Four year old participant with her mother is being checked for chronic lung disease by Pamela Laird, Australia.

Pamela Laird (right) and her team have spent years earning the trust of Indigenous Australian mothers whose children participate in repiratory research.Credit: Pamela Laird

Decolonizing science

Science is steeped in injustice and exploitation. Scientific insights from marginalized people have been erased; natural-history specimens have been taken without consent; and genetics data have been manipulated to back eugenics movements. Without acknowledgement and redress of this legacy, many people from minority ethnic groups have little trust in science and certainly don’t feel welcome in academia — an ongoing barrier to the levels of diversity that many universities claim to pursue.

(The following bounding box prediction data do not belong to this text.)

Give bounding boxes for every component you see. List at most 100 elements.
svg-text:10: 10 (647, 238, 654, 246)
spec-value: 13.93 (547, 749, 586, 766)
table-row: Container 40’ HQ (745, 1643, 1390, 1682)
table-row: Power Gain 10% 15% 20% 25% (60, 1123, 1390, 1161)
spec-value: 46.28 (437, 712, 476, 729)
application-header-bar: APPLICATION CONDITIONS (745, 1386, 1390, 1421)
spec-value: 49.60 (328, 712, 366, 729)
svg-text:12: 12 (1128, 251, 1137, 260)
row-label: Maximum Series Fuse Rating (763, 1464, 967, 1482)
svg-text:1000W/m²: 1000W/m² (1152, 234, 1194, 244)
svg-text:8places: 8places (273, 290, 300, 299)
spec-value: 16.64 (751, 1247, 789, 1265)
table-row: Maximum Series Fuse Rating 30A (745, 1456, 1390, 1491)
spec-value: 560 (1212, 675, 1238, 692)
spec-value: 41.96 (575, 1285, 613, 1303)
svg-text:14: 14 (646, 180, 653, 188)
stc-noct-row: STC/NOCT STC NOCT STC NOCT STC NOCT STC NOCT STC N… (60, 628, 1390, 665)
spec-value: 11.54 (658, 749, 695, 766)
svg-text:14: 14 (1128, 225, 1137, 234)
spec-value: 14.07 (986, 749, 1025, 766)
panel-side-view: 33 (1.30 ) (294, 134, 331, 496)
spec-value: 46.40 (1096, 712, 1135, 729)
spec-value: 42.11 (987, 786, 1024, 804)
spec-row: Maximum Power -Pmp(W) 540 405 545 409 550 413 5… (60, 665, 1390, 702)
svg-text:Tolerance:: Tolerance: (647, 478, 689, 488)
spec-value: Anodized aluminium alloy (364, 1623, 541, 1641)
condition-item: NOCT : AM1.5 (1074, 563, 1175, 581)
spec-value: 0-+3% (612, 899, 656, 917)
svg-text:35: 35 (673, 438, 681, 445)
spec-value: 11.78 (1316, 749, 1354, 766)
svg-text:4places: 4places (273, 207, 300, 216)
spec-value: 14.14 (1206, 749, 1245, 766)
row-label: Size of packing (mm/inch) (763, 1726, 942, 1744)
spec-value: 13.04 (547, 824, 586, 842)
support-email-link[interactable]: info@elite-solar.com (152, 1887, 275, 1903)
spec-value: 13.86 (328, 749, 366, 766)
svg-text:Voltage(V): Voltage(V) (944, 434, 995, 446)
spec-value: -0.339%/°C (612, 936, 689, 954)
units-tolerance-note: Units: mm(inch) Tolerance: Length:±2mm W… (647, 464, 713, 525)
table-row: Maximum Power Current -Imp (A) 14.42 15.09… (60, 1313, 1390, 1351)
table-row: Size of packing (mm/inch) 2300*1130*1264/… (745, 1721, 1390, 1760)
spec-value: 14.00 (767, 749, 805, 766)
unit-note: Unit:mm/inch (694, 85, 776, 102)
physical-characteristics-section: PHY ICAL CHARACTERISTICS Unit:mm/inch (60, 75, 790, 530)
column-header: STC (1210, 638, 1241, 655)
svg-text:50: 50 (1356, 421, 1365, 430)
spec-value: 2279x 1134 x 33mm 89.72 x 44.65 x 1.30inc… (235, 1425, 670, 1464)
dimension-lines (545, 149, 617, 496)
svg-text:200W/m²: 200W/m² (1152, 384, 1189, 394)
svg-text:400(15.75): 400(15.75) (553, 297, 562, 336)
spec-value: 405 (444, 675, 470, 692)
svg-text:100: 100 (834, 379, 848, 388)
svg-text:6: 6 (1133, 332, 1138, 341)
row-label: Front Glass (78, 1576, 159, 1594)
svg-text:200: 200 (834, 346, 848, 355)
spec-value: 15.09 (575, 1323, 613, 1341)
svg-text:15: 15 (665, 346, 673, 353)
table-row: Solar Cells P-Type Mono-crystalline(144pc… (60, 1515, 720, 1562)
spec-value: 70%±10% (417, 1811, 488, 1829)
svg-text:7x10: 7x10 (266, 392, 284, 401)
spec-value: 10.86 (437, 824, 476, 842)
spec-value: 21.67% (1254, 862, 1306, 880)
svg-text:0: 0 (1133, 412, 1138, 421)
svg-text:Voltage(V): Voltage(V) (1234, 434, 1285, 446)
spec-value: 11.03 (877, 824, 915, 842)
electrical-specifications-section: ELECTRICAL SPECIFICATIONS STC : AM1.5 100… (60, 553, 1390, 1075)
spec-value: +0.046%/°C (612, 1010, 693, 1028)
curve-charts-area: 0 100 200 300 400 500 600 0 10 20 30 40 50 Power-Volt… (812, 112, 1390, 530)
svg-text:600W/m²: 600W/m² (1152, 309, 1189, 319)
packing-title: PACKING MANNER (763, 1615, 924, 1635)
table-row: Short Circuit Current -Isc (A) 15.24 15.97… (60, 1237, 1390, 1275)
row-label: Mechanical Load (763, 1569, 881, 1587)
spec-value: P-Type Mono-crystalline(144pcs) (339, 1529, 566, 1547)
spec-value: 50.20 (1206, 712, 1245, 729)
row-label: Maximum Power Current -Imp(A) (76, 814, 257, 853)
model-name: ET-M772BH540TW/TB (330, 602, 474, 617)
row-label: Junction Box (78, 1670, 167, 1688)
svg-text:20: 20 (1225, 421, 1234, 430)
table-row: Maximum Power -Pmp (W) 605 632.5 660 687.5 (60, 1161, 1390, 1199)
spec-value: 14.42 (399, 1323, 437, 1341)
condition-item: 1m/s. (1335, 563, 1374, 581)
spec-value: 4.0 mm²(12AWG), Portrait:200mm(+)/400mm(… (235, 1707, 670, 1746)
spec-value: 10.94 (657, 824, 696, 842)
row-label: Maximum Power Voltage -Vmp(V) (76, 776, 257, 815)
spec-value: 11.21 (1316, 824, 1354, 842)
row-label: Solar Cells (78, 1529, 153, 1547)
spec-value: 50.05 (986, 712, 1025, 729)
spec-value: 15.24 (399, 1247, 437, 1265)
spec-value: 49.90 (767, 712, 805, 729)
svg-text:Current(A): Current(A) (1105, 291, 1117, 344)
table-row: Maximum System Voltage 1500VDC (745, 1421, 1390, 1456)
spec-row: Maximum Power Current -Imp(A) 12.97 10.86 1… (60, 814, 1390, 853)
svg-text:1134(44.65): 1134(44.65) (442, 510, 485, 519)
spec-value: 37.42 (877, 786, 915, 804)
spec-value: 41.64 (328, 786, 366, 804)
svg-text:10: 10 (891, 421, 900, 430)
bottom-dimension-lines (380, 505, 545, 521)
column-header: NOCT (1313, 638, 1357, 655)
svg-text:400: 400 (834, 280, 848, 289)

In the next of a short series of articles about decolonizing the biosciences, paediatric lung researcher Pamela Laird outlines the steps that clinical researchers must take to establish and maintain trusting relationships with Indigenous communities that they serve. Based at the University of Western Australia and at Telethon Kids Institute, both in Perth, Laird’s team has spent years laying the foundation to study respiratory disease in Indigenous Australian children.

Historically in Australia, research has been a dirty word among First Nations communities, some of the most ‘researched on’ people in the country. They got no ownership of the data obtained from their participation, no recognition of their sovereignty and no help in building their own research capacity. But there’s been a national push to try to ensure that research is driven, and co-designed, by Indigenous Australians themselves. Increasingly, national funders, including the National Health and Medical Research Council, require grant applicants to provide evidence of Indigenous partnerships, including Indigenous leadership.

I am a paediatric respiratory clinician at the Perth Children’s Hospital. I conduct research at a Perth children’s hospital called the Telethon Kids Institute, and travel to remote areas where the majority of the state’s Aboriginal population lives. A wet cough that lasts for longer than one month is the earliest symptom of a chronic disease called bronchiectasis, which is characterized by scarred or damaged lungs. Roughly 1.5% of Aboriginal children in remote areas have bronchiectasis, a big problem in these communities. We’re trying to work out all the factors at play — including socio-economics and environmental hazards, such as dust. To offer help in a decolonizing way, my team, which is mainly non-Indigenous, must be invited into the community by the Elders and other key local members. It took two years of relationship-building to get invited in. It took another two years of conversations before we could commence research.

A lot of researchers don’t take that much time, but Western research models won’t work in First Nations. These communities are really hungry for health information — and because they could see that my colleagues and I were not going to cut and run, they embraced what we were trying to do. We made sure that respiratory physicians and trained clinical staff were able to provide help and training for local providers. As families got help, that developed more trust, and more community members got involved in what we were doing. It was incredible. We now have 94% recruitment rates for our studies in four remote communities.

The biggest lesson that I’ve learnt is first, do no harm. Also, do what you say you are going to do, and follow it up. You have to allow a lot more time for this approach, and you’ve got to maintain communication every step of the way. We put posters up when our clinicians were coming to the area. After each visit, we would tell the community how many kids were treated. When COVID-19 prevented us from travelling, we kept the conversation going through Facebook and video conferencing. It requires loads of patience because cultural differences will crop up. For example, you can spend Aus$5,000 (about US$3,500) to get a two- or three-person team out to a community, and then not be able to enter because there’s been a death and they are observing a month of mourning, called Sorry Business.

I advise researchers who want to work with these communities to have a strong grasp of our country’s history, as tragic as it is, and of Indigenous Australian culture. I mentor colleagues to be culturally sensitive, as well. When you walk into a room, be aware of the historical power differential between white, majority Australians and marginalized Aboriginal community members. Be aware, too, of the doctor–patient power imbalance.

At first, I wanted to find out how many kids had bronchiectasis, and I wanted to do computed tomography scans of their lungs to better diagnose disease. After six years, I’m still not there, but we’ve treated and saved more than 100 pairs of little lungs.